On January 21, 2001 at 10:44:15, Robert Hyatt wrote:

>On January 21, 2001 at 06:27:57, David Rasmussen wrote:
>
>>On January 20, 2001 at 20:28:28, Robert Hyatt wrote:
>>
>>>On January 20, 2001 at 18:30:45, David Rasmussen wrote:
>>>
>>>>On January 20, 2001 at 10:34:47, Robert Hyatt wrote:
>>>>
>>>>>On January 20, 2001 at 02:38:57, Mark Longridge wrote:
>>>>>
>>>>>>Some of the programs, crafty and gandalf come to mind, let their clocks run down
>>>>>>pretty low (say as low as 30 seconds) near where the game would normally be
>>>>>>close to over. But if the other player is just shuffling wood back and forth and
>>>>>>is playing with an inc, that player can build up a huge time advantage. Crafty
>>>>>>tries too hard to avoid the 50 move rule, and all of a sudden it's got 25
>>>>>>seconds left and a lost position.
>>>>>>
>>>>>>I bet a lot of GM's and some programs do this on purpose. I don't see why crafty
>>>>>>shouldn't go for the 50 move rule instead of a silly pawn push, especially when
>>>>>>it's time is so low.
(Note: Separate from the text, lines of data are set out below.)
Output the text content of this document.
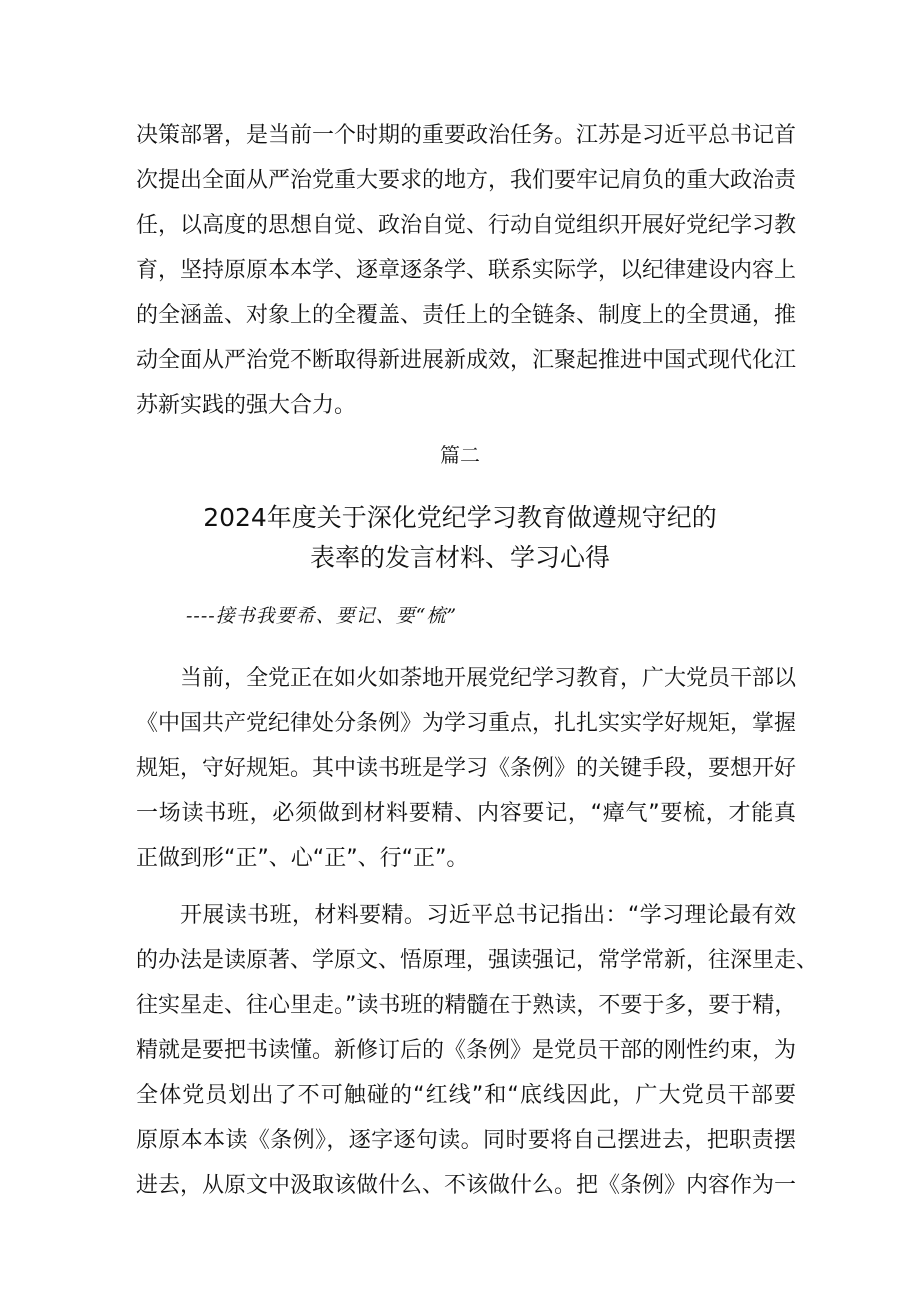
决策部署，是当前一个时期的重要政治任务。江苏是习近平总书记首
次提出全面从严治党重大要求的地方，我们要牢记肩负的重大政治责
任，以高度的思想自觉、政治自觉、行动自觉组织开展好党纪学习教
育，坚持原原本本学、逐章逐条学、联系实际学，以纪律建设内容上
的全涵盖、对象上的全覆盖、责任上的全链条、制度上的全贯通，推
动全面从严治党不断取得新进展新成效，汇聚起推进中国式现代化江
苏新实践的强大合力。
篇二
2024年度关于深化党纪学习教育做遵规守纪的
表率的发言材料、学习心得
----接书我要希、要记、要“梳”
当前，全党正在如火如荼地开展党纪学习教育，广大党员干部以
《中国共产党纪律处分条例》为学习重点，扎扎实实学好规矩，掌握
规矩，守好规矩。其中读书班是学习《条例》的关键手段，要想开好
一场读书班，必须做到材料要精、内容要记，“瘴气”要梳，才能真
正做到形“正”、心“正”、行“正”。
开展读书班，材料要精。习近平总书记指出：“学习理论最有效
的办法是读原著、学原文、悟原理，强读强记，常学常新，往深里走、
往实星走、往心里走。”读书班的精髓在于熟读，不要于多，要于精，
精就是要把书读懂。新修订后的《条例》是党员干部的刚性约束，为
全体党员划出了不可触碰的“红线”和“底线因此，广大党员干部要
原原本本读《条例》，逐字逐句读。同时要将自己摆进去，把职责摆
进去，从原文中汲取该做什么、不该做什么。把《条例》内容作为一
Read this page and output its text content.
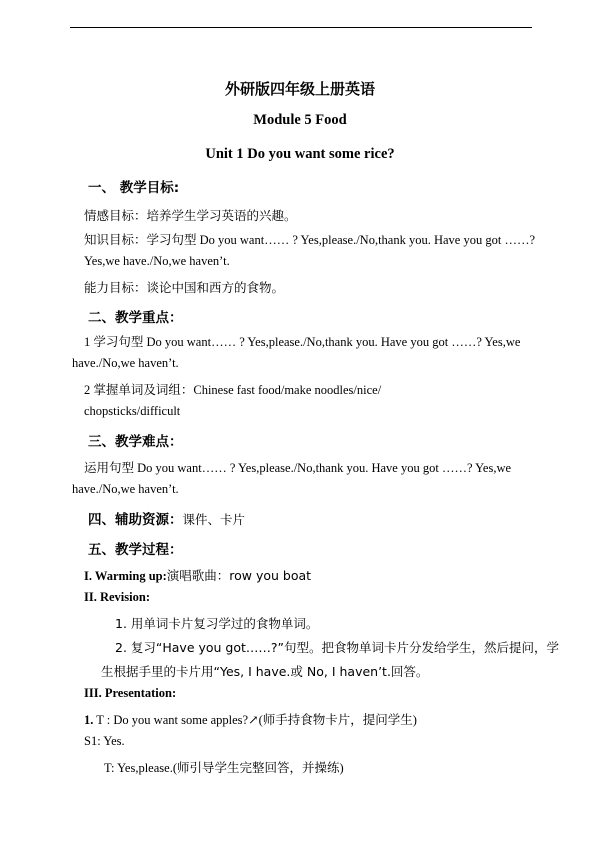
外研版四年级上册英语
Module 5 Food
Unit 1 Do you want some rice?
一、 教学目标:
情感目标：培养学生学习英语的兴趣。
知识目标：学习句型 Do you want…… ? Yes,please./No,thank you. Have you got ……?
Yes,we have./No,we haven’t.
能力目标：谈论中国和西方的食物。
二、教学重点：
1 学习句型 Do you want…… ? Yes,please./No,thank you. Have you got ……? Yes,we
have./No,we haven’t.
2 掌握单词及词组：Chinese fast food/make noodles/nice/
chopsticks/difficult
三、教学难点：
运用句型 Do you want…… ? Yes,please./No,thank you. Have you got ……? Yes,we
have./No,we haven’t.
四、辅助资源：课件、卡片
五、教学过程：
I. Warming up:演唱歌曲：row you boat
II. Revision:
1. 用单词卡片复习学过的食物单词。
2. 复习“Have you got……?”句型。把食物单词卡片分发给学生，然后提问，学
生根据手里的卡片用“Yes, I have.或 No, I haven’t.回答。
III. Presentation:
1. T : Do you want some apples?↗(师手持食物卡片，提问学生)
S1: Yes.
T: Yes,please.(师引导学生完整回答，并操练)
Now the silly draws are becoming silly losses.
>>>>>
>>>>>If I saw this happen I might be concerned.  However, crafty does _not_ let the
>>>>>human get way ahead on time.  It has specific code to prevent this by speeding
>>>>>up itself.  And it _never_ loses on time, ever...
>>>>>
>>>>>
>>>>
>>>>I've seen you claim this before, but still, it has lost several times on time to
>>>>my program, playing 8 moves a second on the same machine through winboard.
>>>
>>>
>>>Then there is a big problem on your machine.  To stress-test crafty, I play
>>>games with the time control 999 moves in 1 minute.  The games go to 100-200
>>>moves with _no_ time problem at all.
>>>
>>>I notice you said one machine.  That's not a reasonable test.  Make one
>>
>>I know, that could be the problem.
>>
>>>program's hash too big and that ends it...  paging a program in and out
>>>is not going to work...
>>>
>>
>>Well, that's certainly not the problem because
>>
>>1. Both programs have little hashtable and overall memory consumption, about 10
>>MB in all, and there is 192 MB of RAM
>>
>>2. There is no disk activity at all
>>
>>3. This is not Windows98 we're talking about. I've tried it on NT, Win 2000,
>>Solaris, and Linux, all with the same result. Maybe winboard is the problem.
>
>
>No.  If you are seeing it lose 2 8 games on linux, you _definitely_ have
>something broken.  I haven't seen Crafty lose a game on time in years,
>unless I accidentally break something while testing.  In a 1 0 game it
>can _easily_ play over 1000 moves with no problem.  I have seen it play
>250+ move 2 0 and 3 0 games on ICC.

2 8 ? I said 8 moves a second, that is

level 8 0:01 0

in winboard lingo.

I don't believe that I have anything broken as I've tried this on at least 10
vastly different machines running different versions linux.